Chairman, House Ways and Means Committee,
House Office Building, Washington, D.C.

DEAR MR. MILLS: On July 14, Mr. A. D. Marshall testified for the Chamber of Commerce of the United States before the Ways and Means Committee on H.R. 4700. At that time, the committee requested the national chamber to submit an appraisal of "Hospitalization Insurance for OASDI Beneficiaries," a report by the Secretary of Health, Education, and Welfare to the Committee on Ways and Means. We will confine our observations to chapter I of this report. Others are more qualified to comment on chapters II-VI.

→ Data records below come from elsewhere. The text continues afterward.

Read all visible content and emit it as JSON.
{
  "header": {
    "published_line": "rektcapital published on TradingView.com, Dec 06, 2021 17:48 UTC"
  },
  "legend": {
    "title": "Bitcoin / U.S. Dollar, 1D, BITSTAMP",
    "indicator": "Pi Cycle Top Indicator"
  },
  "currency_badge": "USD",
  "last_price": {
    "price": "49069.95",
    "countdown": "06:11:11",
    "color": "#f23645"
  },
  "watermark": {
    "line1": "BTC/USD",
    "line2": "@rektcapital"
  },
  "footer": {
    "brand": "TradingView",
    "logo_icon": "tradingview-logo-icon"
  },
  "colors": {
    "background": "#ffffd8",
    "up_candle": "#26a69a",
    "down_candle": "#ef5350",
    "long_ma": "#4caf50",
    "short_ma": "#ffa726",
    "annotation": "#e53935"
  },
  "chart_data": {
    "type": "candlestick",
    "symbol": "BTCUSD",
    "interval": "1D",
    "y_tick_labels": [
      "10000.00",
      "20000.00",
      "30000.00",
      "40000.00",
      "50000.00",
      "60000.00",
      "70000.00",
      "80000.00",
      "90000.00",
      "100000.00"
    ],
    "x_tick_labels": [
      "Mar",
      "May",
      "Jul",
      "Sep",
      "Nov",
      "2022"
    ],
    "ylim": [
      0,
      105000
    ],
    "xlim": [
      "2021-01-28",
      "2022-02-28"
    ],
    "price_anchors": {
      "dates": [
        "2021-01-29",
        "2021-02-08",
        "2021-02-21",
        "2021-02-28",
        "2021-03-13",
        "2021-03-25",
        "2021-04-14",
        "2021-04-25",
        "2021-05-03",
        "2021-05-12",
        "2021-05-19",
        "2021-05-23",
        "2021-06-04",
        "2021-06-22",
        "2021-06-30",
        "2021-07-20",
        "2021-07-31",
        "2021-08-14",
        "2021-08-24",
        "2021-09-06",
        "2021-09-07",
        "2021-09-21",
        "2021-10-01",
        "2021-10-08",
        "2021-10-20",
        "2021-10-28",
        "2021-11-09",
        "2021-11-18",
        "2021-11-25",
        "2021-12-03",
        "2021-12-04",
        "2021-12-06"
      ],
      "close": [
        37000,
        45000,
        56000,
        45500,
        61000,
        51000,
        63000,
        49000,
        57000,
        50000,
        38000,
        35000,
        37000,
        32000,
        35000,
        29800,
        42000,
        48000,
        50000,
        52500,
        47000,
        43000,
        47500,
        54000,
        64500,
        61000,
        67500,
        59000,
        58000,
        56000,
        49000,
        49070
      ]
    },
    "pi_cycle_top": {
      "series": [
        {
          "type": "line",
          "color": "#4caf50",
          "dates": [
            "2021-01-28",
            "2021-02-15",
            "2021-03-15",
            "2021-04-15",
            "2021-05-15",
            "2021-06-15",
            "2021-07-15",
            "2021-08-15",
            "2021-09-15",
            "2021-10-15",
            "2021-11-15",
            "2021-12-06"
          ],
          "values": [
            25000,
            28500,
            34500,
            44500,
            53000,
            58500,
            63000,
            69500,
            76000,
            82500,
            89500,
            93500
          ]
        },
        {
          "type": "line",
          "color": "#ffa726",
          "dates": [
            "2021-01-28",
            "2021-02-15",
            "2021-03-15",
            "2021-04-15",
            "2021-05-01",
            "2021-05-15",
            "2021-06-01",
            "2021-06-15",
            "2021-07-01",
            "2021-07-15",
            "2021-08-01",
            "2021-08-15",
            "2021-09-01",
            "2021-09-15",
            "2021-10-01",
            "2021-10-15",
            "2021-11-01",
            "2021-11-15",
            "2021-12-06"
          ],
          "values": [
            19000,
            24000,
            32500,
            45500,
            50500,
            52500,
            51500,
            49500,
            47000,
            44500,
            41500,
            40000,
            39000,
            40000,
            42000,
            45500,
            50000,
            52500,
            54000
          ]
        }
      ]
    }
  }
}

Part of chapter I is devoted to the financial status of aged social security beneficiaries in 1957, and in the future. On page 10 of this report, there is a chart showing the distribution of these beneficiaries by "total money income groups" in 1957. The underlying data are from a sample survey of such aged persons. Since considerable significance may be attached to the findings of this survey, it should be noted that no technical statement has been released as yet by the Bureau of OASDI on the representativeness of the sample employed.

We have two comments to make about this survey conducted in 1957. First, the sample appears not to be a representative one and, second, the interview process doubtless resulted in a substantial bias.

Available data indicate that this sample may have been unduly weighted with persons in the older age brackets. This is shown by a comparison of the percentage of aged beneficiaries in the sample receiving old-age assistance,' with like data for all aged beneficiaries.

1 See National Survey of Old-Age Survivors Insurance Beneficiaries, 1957, No. 1, table 207.